More notable Americans are coming out now with cogent articles questioning Washington's current Ukraine policy––not earlier probably because the situation evolved so rapidly and likely caught even most specialists off guard.
The article below has particular merit since Mearsheimer has concentrated on how "great power politics" seem to have a penchant for tragic consequences.
As for the referendum in Crimea this weekend, I hope the results will be made known, Putin will make it clear that Russia is ready to pull the troops back home with guarantees that certain safeguards for Crimean people are established and worked out with UN agreements with all sides signing off, and that the guarantees of the two bases remain sacrosanct until 2047. Lastly that US agree not to put NATO forces in Ukraine. This may be too optimistic, but it's my hope. I'm also grateful that the majority of ordinary Americans being polled are against any further involvement in Ukraine issues.

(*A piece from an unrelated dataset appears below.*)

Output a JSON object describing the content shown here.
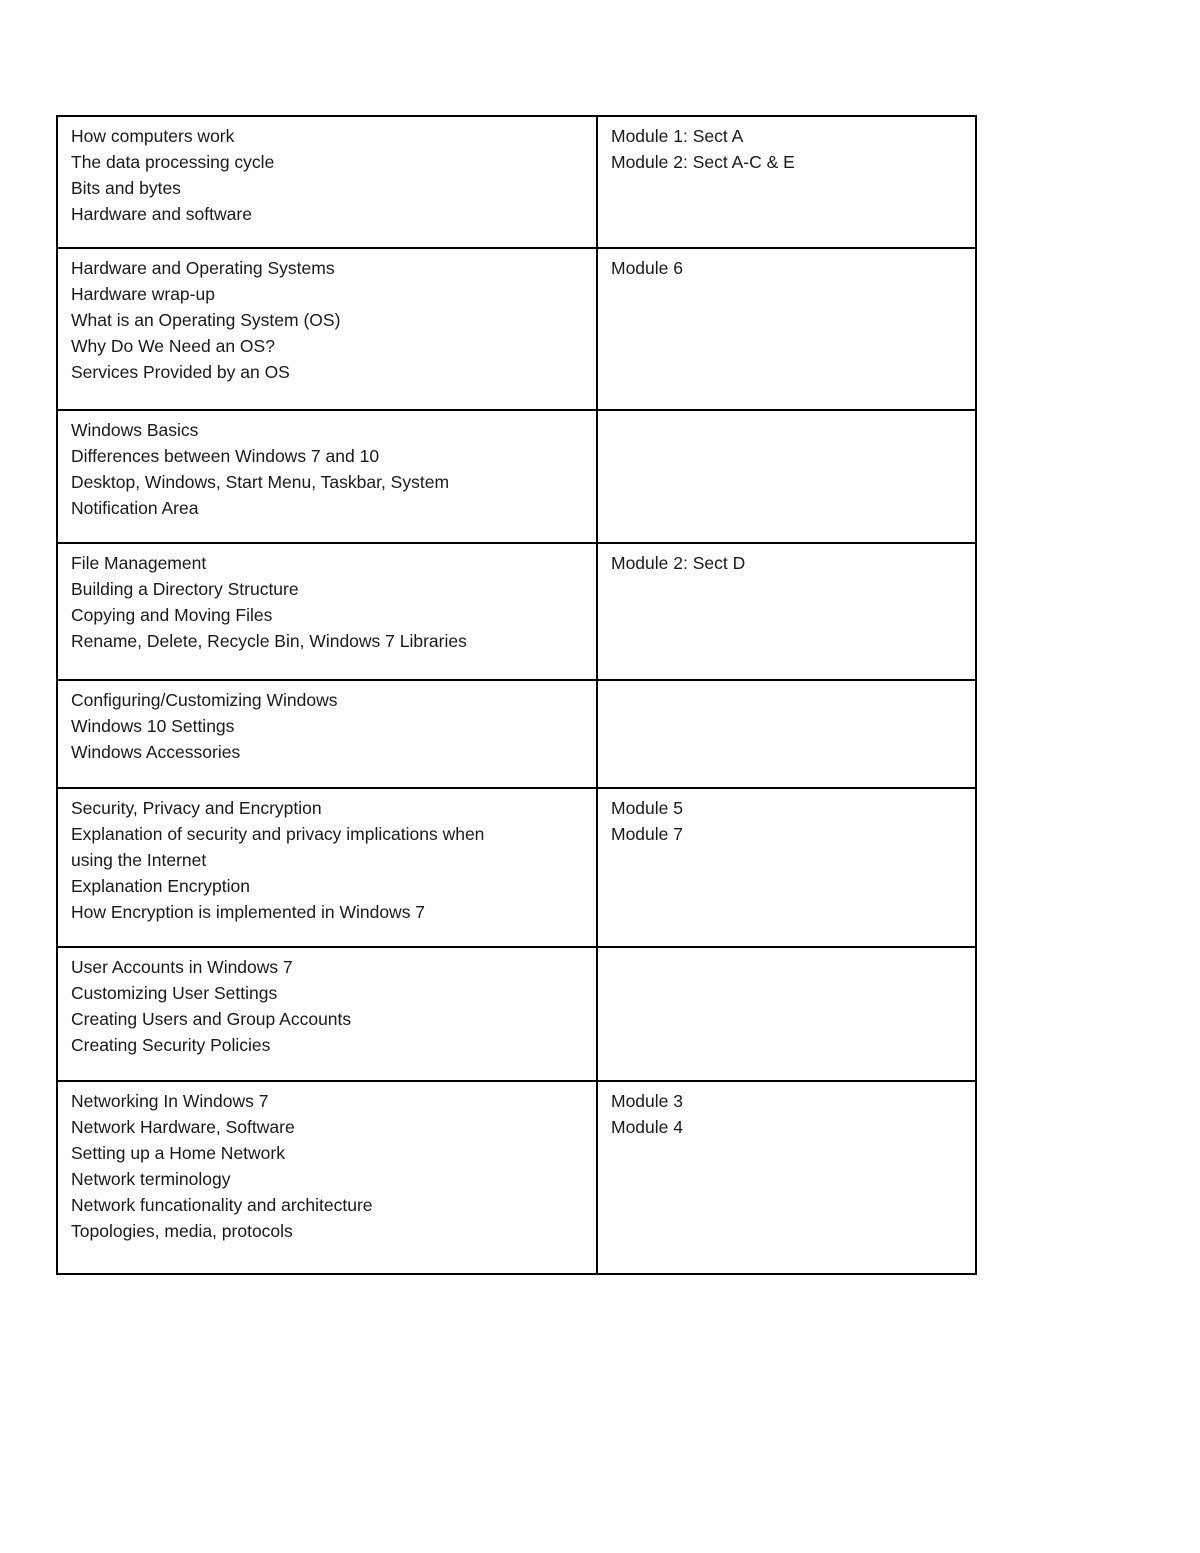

All my best to you, Sharon
The International New York Times
March 14, 2014
Getting Ukraine Wrong
By JOHN J. MEARSHEIMER
John J. Mearsheimer, a professor of political science at the University of Chicago, is the author of "The Tragedy of Great Power Politics."
President Obama has decided to get tough with Russia by imposing sanctions and increasing support for Ukraine's new government. This is a big mistake. This response is based on the same faulty logic that helped precipitate the crisis. Instead of resolving the dispute, it will lead to more trouble.

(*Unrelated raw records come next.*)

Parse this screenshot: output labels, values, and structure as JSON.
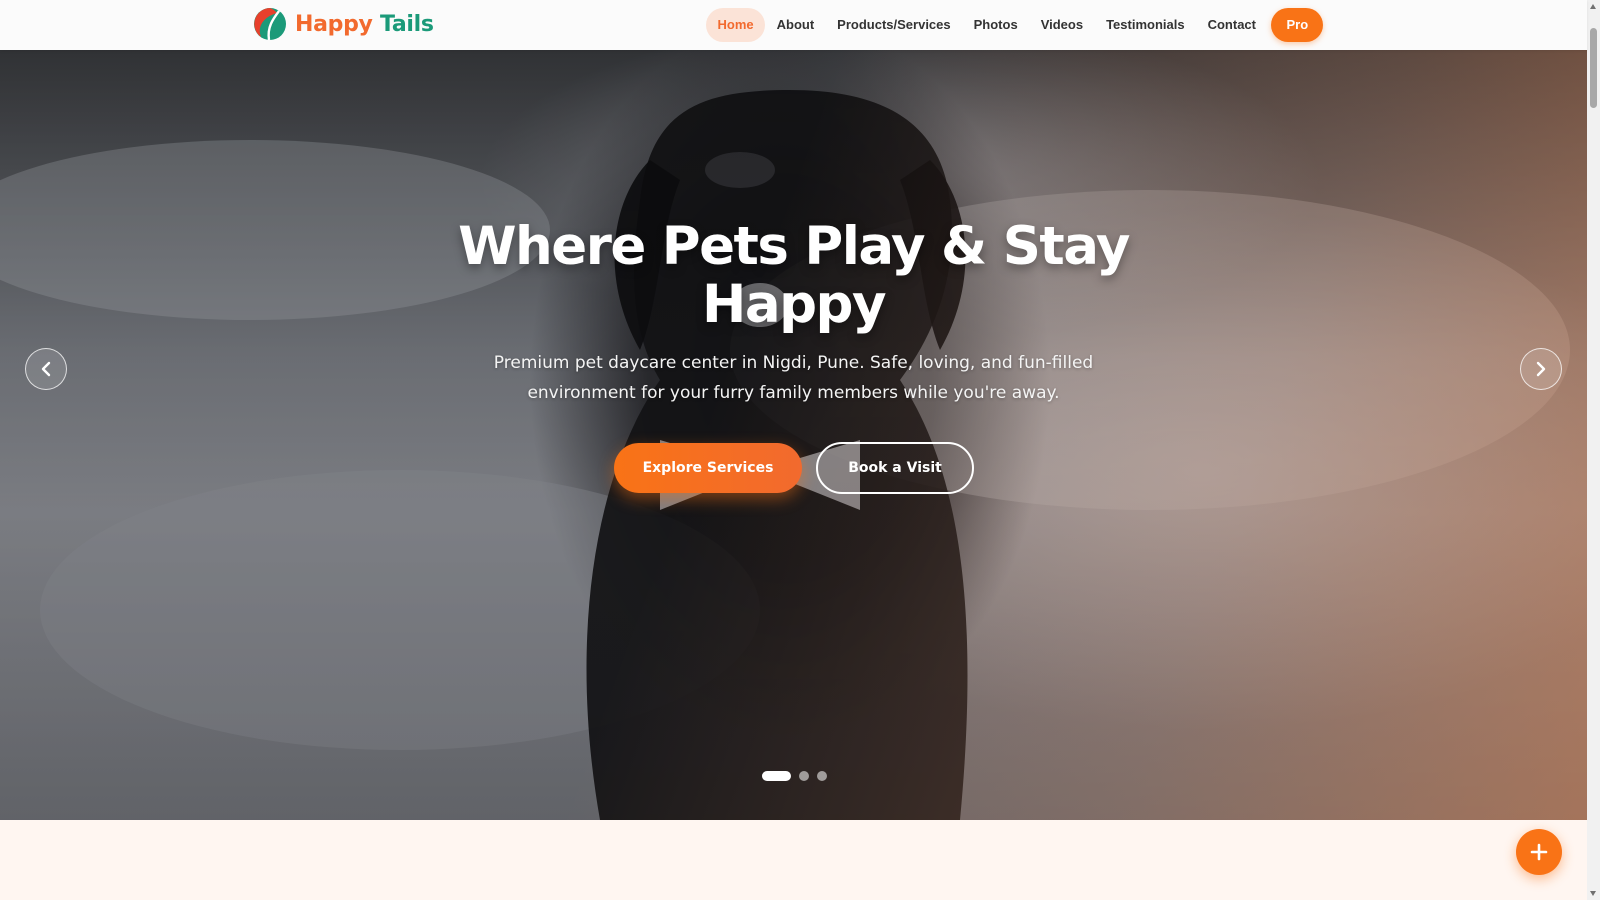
{
  "brand": {
    "word1": "Happy",
    "word2": "Tails",
    "colors": {
      "orange": "#f26a2e",
      "green": "#1b9a79"
    }
  },
  "nav": {
    "items": [
      {
        "label": "Home",
        "active": true
      },
      {
        "label": "About",
        "active": false
      },
      {
        "label": "Products/Services",
        "active": false
      },
      {
        "label": "Photos",
        "active": false
      },
      {
        "label": "Videos",
        "active": false
      },
      {
        "label": "Testimonials",
        "active": false
      },
      {
        "label": "Contact",
        "active": false
      }
    ],
    "pro_label": "Pro"
  },
  "hero": {
    "title": "Where Pets Play & Stay Happy",
    "subtitle": "Premium pet daycare center in Nigdi, Pune. Safe, loving, and fun-filled environment for your furry family members while you're away.",
    "primary_button": "Explore Services",
    "secondary_button": "Book a Visit",
    "slides_total": 3,
    "active_slide": 1
  },
  "icons": {
    "prev": "chevron-left-icon",
    "next": "chevron-right-icon",
    "fab": "plus-icon",
    "logo": "logo-mark-icon"
  },
  "accent_color": "#f97316"
}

The White House view, widely shared by Beltway insiders, is that the United States bears no responsibility for causing the current crisis. In their eyes, it's all President Vladimir V. Putin's fault - and his motives are illegitimate. This is wrong. Washington played a key role in precipitating this dangerous situation, and Mr. Putin's behavior is motivated by the same geopolitical considerations that influence all great powers, including the United States.

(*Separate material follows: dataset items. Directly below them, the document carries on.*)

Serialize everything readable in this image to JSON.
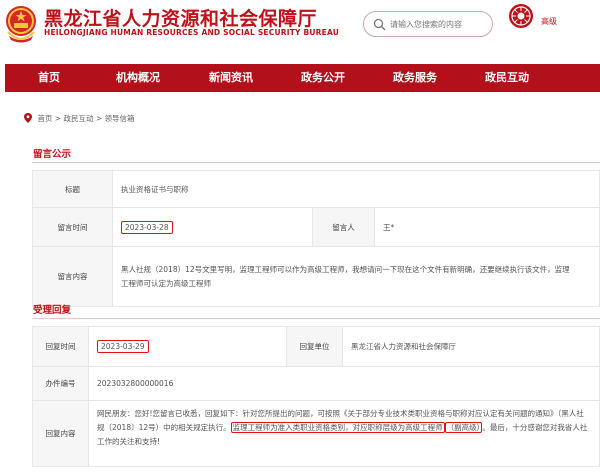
{
  "header": {
    "title": "黑龙江省人力资源和社会保障厅",
    "subtitle": "HEILONGJIANG HUMAN RESOURCES AND SOCIAL SECURITY BUREAU",
    "search_placeholder": "请输入您搜索的内容",
    "seal_label": "高级",
    "accent_color": "#b2111b"
  },
  "nav": {
    "items": [
      "首页",
      "机构概况",
      "新闻资讯",
      "政务公开",
      "政务服务",
      "政民互动"
    ]
  },
  "breadcrumb": {
    "home": "首页",
    "sep1": ">",
    "level1": "政民互动",
    "sep2": ">",
    "level2": "领导信箱"
  },
  "message": {
    "section_title": "留言公示",
    "title_label": "标题",
    "title_value": "执业资格证书与职称",
    "time_label": "留言时间",
    "time_value": "2023-03-28",
    "person_label": "留言人",
    "person_value": "王*",
    "content_label": "留言内容",
    "content_value": "黑人社规（2018）12号文里写明，监理工程师可以作为高级工程师，我想请问一下现在这个文件有新明确，还要继续执行该文件，监理工程师可认定为高级工程师"
  },
  "reply": {
    "section_title": "受理回复",
    "time_label": "回复时间",
    "time_value": "2023-03-29",
    "unit_label": "回复单位",
    "unit_value": "黑龙江省人力资源和社会保障厅",
    "id_label": "办件编号",
    "id_value": "2023032800000016",
    "content_label": "回复内容",
    "content_part1": "网民朋友：您好!您留言已收悉，回复如下：针对您所提出的问题，可按照《关于部分专业技术类职业资格与职称对应认定有关问题的通知》（黑人社规〔2018〕12号）中的相关规定执行。",
    "content_highlight1": "监理工程师为准入类职业资格类别，对应职称层级为高级工程师",
    "content_highlight2": "（副高级）",
    "content_part2": "。最后，十分感谢您对我省人社工作的关注和支持!"
  }
}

The taproot of the current crisis is NATO expansion and Washington's commitment to move Ukraine out of Moscow's orbit and integrate it into the West. The Russians have intensely disliked but tolerated substantial NATO expansion, including the accession of Poland and the Baltic countries. But when NATO announced in 2008 that Georgia and Ukraine "will become members of NATO," Russia drew a line in the sand. Georgia and Ukraine are not just states in Russia's neighborhood; they are on its doorstep. Indeed, Russia's forceful response in its August 2008 war with Georgia was driven in large part by Moscow's desire to prevent Georgia from joining NATO and integrating into the West.